I don't mind reposts when there is discussion on the reposts. When there is zero discussion, which is what's happening with the Reddit copy paste on Lemmy then it's just clutter.
If I sort by new, most of the submissions are reposts with zero votes and zero comments. If I sort by activity/hot then I see days old submissions. ... how engaging. I'd prefer to engage with new content but I'm not prepared to look over ~twenty submissions to only find one or two real submissions.
The lack of discussion isn't due to the bots, though. That's due to the users simply not participating. There's no technical difference between a bot-posted thread and a human-posted one; users can still engage in the comments section all the same.

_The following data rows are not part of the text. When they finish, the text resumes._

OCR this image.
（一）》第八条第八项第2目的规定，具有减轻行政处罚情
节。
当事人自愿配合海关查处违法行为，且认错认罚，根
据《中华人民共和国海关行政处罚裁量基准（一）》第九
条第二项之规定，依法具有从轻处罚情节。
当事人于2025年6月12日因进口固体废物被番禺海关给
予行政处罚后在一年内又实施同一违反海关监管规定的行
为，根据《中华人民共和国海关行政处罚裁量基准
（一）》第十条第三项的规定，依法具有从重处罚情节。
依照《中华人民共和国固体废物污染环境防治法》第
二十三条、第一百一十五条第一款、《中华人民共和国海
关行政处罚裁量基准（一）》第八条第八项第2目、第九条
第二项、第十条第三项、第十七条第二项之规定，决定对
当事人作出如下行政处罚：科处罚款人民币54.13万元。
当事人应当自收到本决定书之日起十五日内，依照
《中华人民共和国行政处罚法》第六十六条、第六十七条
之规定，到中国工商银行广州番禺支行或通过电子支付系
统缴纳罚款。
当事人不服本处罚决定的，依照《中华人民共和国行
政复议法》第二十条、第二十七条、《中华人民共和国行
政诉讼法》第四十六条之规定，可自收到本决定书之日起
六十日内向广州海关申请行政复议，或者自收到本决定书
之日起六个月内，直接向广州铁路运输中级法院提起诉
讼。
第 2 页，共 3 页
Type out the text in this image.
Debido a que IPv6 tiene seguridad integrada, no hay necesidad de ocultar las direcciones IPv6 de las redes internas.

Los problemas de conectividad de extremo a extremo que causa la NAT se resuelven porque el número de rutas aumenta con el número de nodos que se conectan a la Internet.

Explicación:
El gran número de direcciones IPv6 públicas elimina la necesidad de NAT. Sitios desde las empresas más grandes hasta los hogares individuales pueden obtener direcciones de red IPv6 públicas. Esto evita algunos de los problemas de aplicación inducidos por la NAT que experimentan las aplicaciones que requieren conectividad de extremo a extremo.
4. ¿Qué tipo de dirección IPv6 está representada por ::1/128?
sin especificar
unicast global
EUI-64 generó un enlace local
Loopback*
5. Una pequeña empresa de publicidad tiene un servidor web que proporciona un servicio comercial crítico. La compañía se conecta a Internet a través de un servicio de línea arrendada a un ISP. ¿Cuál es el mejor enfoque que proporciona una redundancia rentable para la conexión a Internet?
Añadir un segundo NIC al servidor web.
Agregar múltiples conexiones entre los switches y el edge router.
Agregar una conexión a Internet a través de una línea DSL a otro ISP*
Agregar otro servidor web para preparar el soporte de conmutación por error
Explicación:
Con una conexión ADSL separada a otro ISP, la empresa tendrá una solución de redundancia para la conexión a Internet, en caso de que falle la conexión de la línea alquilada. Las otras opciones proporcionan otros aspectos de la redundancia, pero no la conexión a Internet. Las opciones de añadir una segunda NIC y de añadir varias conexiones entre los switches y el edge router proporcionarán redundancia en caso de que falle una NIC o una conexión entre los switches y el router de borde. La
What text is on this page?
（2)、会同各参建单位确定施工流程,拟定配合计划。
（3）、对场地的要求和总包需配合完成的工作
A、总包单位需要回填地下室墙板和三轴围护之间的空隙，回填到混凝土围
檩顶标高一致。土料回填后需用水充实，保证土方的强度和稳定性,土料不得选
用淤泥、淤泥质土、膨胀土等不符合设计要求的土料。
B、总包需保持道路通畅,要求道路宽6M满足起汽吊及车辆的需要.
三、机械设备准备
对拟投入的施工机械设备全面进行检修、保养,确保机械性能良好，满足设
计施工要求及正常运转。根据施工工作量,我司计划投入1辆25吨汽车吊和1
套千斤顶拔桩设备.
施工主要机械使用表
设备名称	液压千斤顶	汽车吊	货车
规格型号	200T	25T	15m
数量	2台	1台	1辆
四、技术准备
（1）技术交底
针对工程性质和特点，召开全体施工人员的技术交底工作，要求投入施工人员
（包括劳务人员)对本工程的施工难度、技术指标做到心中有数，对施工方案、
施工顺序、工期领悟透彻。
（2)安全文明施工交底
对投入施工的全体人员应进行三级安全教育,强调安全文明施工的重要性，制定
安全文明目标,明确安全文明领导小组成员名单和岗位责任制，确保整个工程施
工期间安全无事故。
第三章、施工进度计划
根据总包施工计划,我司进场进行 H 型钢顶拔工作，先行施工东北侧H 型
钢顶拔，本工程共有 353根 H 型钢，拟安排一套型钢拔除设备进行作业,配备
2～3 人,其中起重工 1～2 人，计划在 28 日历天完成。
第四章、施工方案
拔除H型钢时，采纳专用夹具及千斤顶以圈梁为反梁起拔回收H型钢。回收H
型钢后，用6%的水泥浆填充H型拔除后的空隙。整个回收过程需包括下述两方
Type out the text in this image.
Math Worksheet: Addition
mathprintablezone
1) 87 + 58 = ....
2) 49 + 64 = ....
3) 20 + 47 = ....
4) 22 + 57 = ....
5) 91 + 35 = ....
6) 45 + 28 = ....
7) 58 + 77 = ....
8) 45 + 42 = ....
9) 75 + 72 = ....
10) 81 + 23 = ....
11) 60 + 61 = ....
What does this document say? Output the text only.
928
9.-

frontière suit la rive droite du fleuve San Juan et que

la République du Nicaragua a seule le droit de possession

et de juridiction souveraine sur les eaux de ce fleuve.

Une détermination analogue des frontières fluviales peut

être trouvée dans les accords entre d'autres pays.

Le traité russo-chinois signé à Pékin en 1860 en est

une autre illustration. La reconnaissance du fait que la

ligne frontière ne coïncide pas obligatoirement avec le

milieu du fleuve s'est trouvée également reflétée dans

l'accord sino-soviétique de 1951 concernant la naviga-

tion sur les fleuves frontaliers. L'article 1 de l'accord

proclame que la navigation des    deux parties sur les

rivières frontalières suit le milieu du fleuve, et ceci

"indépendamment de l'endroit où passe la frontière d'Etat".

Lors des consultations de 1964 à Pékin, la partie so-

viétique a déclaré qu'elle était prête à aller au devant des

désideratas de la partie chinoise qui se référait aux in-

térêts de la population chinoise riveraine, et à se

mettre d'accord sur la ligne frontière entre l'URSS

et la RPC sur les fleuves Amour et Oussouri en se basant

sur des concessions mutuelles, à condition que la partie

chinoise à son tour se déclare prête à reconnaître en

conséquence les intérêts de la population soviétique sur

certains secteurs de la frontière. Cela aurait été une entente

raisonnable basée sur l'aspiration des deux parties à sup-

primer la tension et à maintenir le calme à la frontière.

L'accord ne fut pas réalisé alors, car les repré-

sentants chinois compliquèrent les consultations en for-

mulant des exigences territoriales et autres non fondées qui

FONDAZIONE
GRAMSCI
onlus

Personally, I don't mind the bot accounts for the most part. There aren't enough humans posting new threads in some communities, so the bots at least offer the potential for discussions to occur, but it's up to the users to actually engage.
Sure there is: when it's a human-posted thread, it means at least one person participated. The difference between one and zero -- between talking to a single other person and talking to an empty room -- is very large.
That's not really how comment sections work, though. They exist all the same, whether the OP is a bot or a human. It's up to the other humans to use it.
Even if no other humans reply but you, at least you were talking to OP.
The big difference is a human OP gets a notification when someone comments, and presumably the OP is usually interested in discussing the thing they posted
There is more content posted to reddit so when that's reflected to lemmy I find that I miss lemmy threads. That made me block the reddit bots.